SECURITIES AND EXCHANGE COMMISSION

Washington, D.C. 20549

 

FORM 8-K

 

CURRENT REPORT

Pursuant to Section 13 or 15(d) of The Securities Exchange Act of 1934

 

Date of Report (Date of earliest event reported): October 29, 2020

 

PROVENTION BIO, INC.

 

Commission File Number: 001-38552

 

Delaware

(State or other jurisdiction

of incorporation)

 

81-5245912

(IRS Employer

Identification No.)

     

P.O. Box 666

Oldwick, New Jersey

(Address of principal executive offices)

 

08858

(Zip Code)

 

(908) 336-0360

(Registrant’s telephone number, including area code)

 

Check the appropriate box below if the Form 8-K filing is intended to simultaneously satisfy the filing obligation of the registrant under any of the following provisions:

 

Written communications pursuant to Rule 425 under the Securities Act (17 CFR 230.425)
   
Soliciting material pursuant to Rule 14a-12 under the Exchange Act (17 CFR 240.14a-12)
   
Pre-commencement communications pursuant to Rule 14d-2(b) under the Exchange Act (17 CFR 240.14d-2(b))
   
Pre-commencement communications pursuant to Rule 13e-4(c) under the Exchange Act (17 CFR 240.13e-4(c))

 

Securities registered pursuant to Section 12(b) of the Act:

 

Title of each class   Trading Symbol   Name of each exchange on which registered
Common Stock, $0.0001 par value per share   PRVB   The Nasdaq Global Select Market

 

Indicate by check mark whether the registrant is an emerging growth company as defined in Rule 405 of the Securities Act of 1933 (§230.405 of this chapter) or Rule 12b-2 of the Securities Exchange Act of 1934 (§240.12b-2 of this chapter).

 

Emerging growth company

 

If an emerging growth company, indicate by check mark if the registrant has elected not to use the extended transition period for complying with any new or revised financial accounting standards provided pursuant to Section 13(a) of the Exchange Act.

 

 

 

 

 

 

Item 5.02 Departure of Directors or Certain Officers; Election of Directors; Appointment of Certain Officers; Compensatory Arrangements of Certain Officers.

 

Adoption of Inducement Plan

 

On October 29, 2020, the board of directors of Provention Bio, Inc. (the “Company”) approved the Provention Bio, Inc. 2020 Inducement Plan (the “2020 Inducement Plan”).

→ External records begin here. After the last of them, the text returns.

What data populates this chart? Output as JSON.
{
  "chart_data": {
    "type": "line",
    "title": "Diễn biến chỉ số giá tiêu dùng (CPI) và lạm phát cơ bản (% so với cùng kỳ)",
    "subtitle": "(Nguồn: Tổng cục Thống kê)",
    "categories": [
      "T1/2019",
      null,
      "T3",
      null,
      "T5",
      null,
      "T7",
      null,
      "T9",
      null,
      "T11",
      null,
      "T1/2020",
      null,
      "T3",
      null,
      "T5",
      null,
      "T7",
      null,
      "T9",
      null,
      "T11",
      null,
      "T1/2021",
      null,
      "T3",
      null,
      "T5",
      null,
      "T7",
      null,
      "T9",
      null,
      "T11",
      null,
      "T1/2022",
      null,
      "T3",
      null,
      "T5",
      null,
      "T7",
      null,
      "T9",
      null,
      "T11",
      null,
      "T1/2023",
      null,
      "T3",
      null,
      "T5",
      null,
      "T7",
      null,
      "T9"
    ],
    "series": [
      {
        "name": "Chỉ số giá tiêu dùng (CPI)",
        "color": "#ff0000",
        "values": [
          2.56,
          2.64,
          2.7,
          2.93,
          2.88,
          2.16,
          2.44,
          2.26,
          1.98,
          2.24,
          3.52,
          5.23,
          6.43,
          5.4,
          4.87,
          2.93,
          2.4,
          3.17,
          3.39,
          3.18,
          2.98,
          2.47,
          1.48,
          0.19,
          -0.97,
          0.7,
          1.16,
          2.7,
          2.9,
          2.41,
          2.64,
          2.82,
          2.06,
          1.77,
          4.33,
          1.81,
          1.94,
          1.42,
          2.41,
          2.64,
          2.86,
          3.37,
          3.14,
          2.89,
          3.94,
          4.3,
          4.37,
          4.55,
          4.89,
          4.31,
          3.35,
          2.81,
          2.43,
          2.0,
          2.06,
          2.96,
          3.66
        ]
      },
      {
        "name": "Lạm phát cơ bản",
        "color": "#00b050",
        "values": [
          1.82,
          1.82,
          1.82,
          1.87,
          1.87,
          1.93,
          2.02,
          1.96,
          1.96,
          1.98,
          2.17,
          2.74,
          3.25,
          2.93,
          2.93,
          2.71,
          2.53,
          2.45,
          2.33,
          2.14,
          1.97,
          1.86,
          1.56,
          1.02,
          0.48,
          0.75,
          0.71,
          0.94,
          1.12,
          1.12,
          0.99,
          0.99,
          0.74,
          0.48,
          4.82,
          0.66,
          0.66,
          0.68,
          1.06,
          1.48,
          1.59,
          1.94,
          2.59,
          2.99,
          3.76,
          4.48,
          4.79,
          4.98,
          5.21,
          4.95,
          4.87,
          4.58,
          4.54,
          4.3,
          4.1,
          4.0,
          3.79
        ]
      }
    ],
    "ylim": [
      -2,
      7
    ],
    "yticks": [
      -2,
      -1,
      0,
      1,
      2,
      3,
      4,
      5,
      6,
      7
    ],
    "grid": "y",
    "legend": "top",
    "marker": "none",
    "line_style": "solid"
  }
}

Pursuant to the terms of the 2020 Inducement Plan, the Company may grant nonstatutory stock options, stock appreciation rights, restricted stock unit awards and restricted stock for up to a total of 2,000,000 shares of common stock to individuals that were not previously an employee or director of the Company or individuals returning to employment after a bona fide period of non-employment with the Company. In accordance with Nasdaq Listing Rule 5635(c)(4), the Company did not seek approval of the 2020 Inducement Plan by its stockholders.

 

The foregoing is a brief description of the material terms of the 2020 Inducement Plan and is qualified in its entirety by reference to the full text of the 2020 Inducement Plan filed as Exhibit 10.1 to this Current Report on Form 8-K.

 

Item 9.01 Financial Statements and Exhibits.

 

(d) The following exhibit is furnished with this report:

 

Exhibit No.   Description
     
99.1   Provention Bio, Inc. 2020 Inducement Plan

 

 

 

 

SIGNATURE

 

Pursuant to the requirements of the Securities Exchange Act of 1934, the registrant has duly caused this report to be signed on its behalf by the undersigned hereunto duly authorized.

 

Date: October 30, 2020 Provention Bio, Inc.